O pontapé inicial foi prematuro. Nabuco era rapazola,
15 anos, quando o também jovem Machado escreveu no jornal "Diário
do Rio de Janeiro" uma referência elogiosa a um poema seu. O pernambucano
de calças curtas pegou na pena e postou: "Meu Caro Senhor..., não
sou poeta; as minhas toscas composições, escritas nas minhas horas
vagas, ainda não pretendem a tanto".
Os dois estavam certos. Nabuco de fato nunca
seria um poeta, mas Machado de Assis atingira a mosca em vôo. Dizia
"avant la lettre" sobre Nabuco: "Tem o direito de contar com o futuro".
O futuro eles dividiram em grande parte. O conjunto de cartas —
reunidas por Graça Aranha em 1923, quando foram publicadas por Monteiro
Lobato — não é extenso, mas revela momentos cruciais que os dois
viveram durante quatro décadas.
"Machado de Assis & Joaquim Nabuco — Correspondência",
que a editora Topbooks relança em parceria com a Academia Brasileira
de Letras, traz 53 cartas e um bilhete trocados pela dupla. A presença
da ABL no relançamento não é fortuita. A Academia é o tema mais
saliente no correio de Machado e Nabuco, dois dos componentes do
núcleo fundador da instituição.
A linha do tempo do diálogo dos autores de "Dom
Casmurro" e de "Minha Formação" é cheia de buracos. De 1865 a 1897
foram apenas seis envelopes. Daí por diante, só dava Academia Brasileira
de Letras, que havia sido criada nesse ano. De quase 50 mensagens,
37 tratavam da instituição literária.
Literária?

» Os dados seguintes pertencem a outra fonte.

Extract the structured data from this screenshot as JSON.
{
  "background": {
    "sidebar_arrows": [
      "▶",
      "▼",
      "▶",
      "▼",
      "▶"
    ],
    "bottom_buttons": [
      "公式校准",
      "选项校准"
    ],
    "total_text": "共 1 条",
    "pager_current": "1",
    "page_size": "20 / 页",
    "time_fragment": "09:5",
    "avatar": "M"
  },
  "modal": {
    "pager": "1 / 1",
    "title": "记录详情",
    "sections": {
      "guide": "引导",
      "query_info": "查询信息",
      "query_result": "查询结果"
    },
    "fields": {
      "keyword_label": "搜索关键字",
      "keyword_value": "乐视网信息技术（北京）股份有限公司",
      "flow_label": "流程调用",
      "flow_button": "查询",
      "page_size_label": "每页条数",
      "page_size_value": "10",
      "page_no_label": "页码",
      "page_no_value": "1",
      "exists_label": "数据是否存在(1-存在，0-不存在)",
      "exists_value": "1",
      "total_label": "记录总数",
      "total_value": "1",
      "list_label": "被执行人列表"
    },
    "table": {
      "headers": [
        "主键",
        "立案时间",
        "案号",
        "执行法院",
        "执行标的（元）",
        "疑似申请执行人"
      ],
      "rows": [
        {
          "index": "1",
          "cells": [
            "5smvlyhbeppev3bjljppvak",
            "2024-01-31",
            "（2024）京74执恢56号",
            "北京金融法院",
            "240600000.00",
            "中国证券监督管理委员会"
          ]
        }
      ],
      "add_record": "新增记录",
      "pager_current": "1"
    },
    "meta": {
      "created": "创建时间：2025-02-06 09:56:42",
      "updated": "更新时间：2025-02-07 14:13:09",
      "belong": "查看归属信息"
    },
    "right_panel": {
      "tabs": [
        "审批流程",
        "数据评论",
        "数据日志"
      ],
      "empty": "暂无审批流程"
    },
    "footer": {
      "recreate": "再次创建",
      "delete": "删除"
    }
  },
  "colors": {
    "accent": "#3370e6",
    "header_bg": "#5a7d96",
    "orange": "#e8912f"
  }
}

Nem tanto. Por trás da eleição de
não-literatos como Marco Maciel, que entrou para a ABL na quinta-feira,
estavam longos debates dos dois imortais pioneiros. Em carta de
1901, Nabuco abre o jogo. Ele escreve: "V. sabe que eu penso dever
a Academia ter uma esfera mais lata do que a literatura exclusivamente
literária para ter maior influência".
Como aponta Graça Aranha (1868-1931), que além
de reunir as cartas assina detalhada introdução e notas, Machado
e Nabuco queriam que a instituição se chamasse Academia Brasileira
(sem o "de Letras"), assim como a Académie Française. O próprio
Aranha seria eleito para a engatinhante ABL aos 29 anos e sem nenhum
livro publicado (seu "Canaã" viria mais adiante, assim como a adoção
do modernismo e a ruptura com a Academia).

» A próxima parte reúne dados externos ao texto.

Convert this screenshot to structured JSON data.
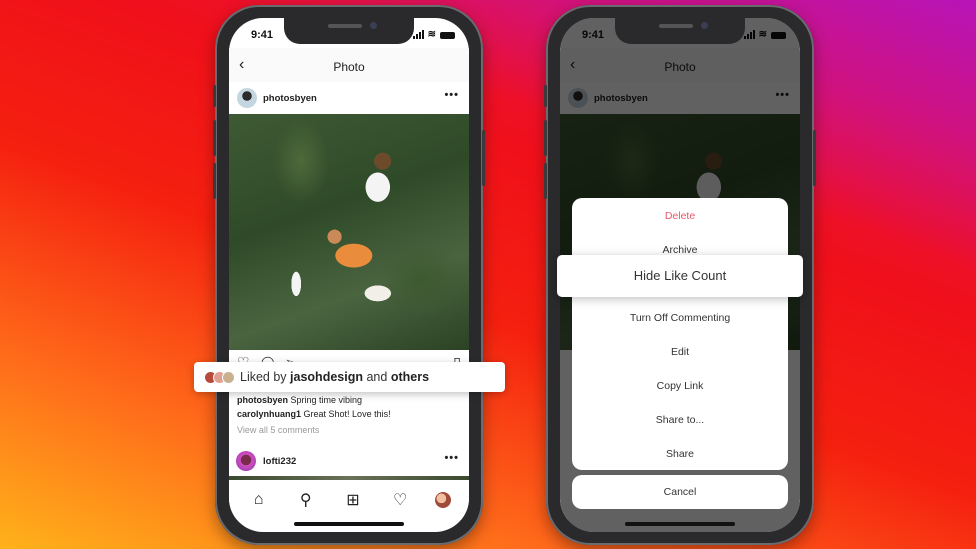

Ainda que as cartas mencionassem políticos que
poderiam integrar a instituição, chama atenção a "apoliticidade"
da correspondência. Como nota o historiador José Murilo de Carvalho,
que assina o prefácio da atual edição, "parece ter havido entre
Machado e Nabuco um pacto não escrito: não se fala de política".

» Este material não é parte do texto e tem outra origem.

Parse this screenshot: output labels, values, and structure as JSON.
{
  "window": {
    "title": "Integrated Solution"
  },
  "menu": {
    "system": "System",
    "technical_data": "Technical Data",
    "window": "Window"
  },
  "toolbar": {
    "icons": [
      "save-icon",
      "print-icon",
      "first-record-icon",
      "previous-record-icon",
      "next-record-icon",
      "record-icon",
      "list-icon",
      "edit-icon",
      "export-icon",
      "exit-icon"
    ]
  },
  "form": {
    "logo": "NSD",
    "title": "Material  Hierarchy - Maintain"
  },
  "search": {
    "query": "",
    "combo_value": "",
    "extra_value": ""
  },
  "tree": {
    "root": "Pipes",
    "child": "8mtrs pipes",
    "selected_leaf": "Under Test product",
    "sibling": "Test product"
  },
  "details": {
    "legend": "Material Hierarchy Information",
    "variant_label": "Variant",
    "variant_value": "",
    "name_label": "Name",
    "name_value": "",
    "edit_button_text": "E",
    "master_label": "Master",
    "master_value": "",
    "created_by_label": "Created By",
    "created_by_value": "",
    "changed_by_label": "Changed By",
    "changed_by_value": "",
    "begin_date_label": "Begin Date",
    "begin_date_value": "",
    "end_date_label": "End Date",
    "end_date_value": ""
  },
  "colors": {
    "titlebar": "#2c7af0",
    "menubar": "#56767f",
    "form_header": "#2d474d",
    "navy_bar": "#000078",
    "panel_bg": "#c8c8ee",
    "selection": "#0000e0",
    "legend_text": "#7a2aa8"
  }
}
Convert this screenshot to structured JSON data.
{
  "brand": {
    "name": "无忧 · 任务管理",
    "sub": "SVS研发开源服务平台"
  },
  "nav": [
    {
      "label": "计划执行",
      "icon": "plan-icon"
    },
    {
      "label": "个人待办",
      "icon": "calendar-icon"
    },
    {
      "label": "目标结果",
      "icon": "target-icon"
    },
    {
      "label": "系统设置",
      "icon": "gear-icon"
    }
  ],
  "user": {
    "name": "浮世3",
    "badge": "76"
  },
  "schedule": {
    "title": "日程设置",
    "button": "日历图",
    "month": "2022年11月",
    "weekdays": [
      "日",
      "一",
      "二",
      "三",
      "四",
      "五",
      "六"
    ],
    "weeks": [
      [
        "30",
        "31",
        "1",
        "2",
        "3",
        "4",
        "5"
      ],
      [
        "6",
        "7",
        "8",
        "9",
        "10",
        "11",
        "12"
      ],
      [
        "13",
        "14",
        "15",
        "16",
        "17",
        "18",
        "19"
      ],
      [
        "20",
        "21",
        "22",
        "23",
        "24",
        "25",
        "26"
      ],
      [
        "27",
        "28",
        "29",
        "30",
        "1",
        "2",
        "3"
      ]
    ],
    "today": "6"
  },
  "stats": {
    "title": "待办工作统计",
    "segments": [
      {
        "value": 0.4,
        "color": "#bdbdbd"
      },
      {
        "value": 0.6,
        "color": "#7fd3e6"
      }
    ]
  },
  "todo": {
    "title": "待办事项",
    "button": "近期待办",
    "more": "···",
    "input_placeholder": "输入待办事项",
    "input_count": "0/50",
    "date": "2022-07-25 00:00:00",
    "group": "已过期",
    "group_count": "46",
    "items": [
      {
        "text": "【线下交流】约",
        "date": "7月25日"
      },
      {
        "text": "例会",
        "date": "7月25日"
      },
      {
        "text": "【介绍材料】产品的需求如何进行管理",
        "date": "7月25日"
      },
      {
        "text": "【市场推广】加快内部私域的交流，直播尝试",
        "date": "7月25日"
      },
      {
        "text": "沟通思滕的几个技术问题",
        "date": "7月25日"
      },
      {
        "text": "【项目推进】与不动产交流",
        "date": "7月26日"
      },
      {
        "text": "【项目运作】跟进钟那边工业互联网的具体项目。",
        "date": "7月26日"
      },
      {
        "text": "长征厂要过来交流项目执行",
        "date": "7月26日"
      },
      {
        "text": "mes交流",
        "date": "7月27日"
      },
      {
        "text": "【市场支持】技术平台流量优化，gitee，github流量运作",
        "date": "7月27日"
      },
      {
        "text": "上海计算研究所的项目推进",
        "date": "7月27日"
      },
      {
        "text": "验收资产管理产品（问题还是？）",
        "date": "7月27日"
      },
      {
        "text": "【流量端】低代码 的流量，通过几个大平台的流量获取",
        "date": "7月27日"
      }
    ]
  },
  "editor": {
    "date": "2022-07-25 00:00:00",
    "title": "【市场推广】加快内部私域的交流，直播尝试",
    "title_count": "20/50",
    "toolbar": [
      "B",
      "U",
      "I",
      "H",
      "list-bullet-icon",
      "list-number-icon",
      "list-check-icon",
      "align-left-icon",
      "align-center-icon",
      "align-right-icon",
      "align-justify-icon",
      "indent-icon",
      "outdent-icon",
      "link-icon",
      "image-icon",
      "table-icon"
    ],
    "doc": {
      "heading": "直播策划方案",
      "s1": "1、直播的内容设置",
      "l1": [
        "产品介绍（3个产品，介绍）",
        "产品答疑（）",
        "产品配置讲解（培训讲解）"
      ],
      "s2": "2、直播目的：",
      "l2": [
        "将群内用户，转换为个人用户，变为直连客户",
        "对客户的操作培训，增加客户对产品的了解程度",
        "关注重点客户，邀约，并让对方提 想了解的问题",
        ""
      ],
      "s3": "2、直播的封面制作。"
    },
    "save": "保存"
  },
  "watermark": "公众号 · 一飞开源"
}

O "pacto" também valia para a "Revista Brasileira",
publicação que serviu de embrião para a criação da ABL, e para as
reuniões da Academia, como salienta Aranha (que chama Machado de
"o mais livre dos escritores e o mais conservador dos homens").
A admiração literária/intelectual de ambos também
não era o refrão da toada. Como afirma o mesmo organizador, "Machado
de Assis seria para Nabuco um escritor seco, frio, privado desta
temperatura que cria, nos espíritos, o sonho e o idealismo".
Além dos temas "acadêmicos", os dois tratam fartamente
de questões pessoais — e questões nada comezinhas. Em correspondência
que ganha afetividade nos últimos anos — em 1905 Machado de Assis
troca o "Caro Nabuco" com que iniciava as cartas por "Querido Nabuco"
— chama atenção a forma como o romancista enfrenta a proximidade
da morte, e a famosa melancolia que se segue à morte de sua mulher,
Carolina, em 1904.
Em 1º de agosto de 1908, Machado fala de um postulante
a uma cadeira na Academia (que só ficava livre com a morte do ocupante
anterior, como hoje): "Não há vaga, mas quem sabe se não a darei
eu! Releve-me estas idéias fúnebres; são próprias do estado e da
idade". Termina sua última carta com: "Tudo isto me abafa e entristece.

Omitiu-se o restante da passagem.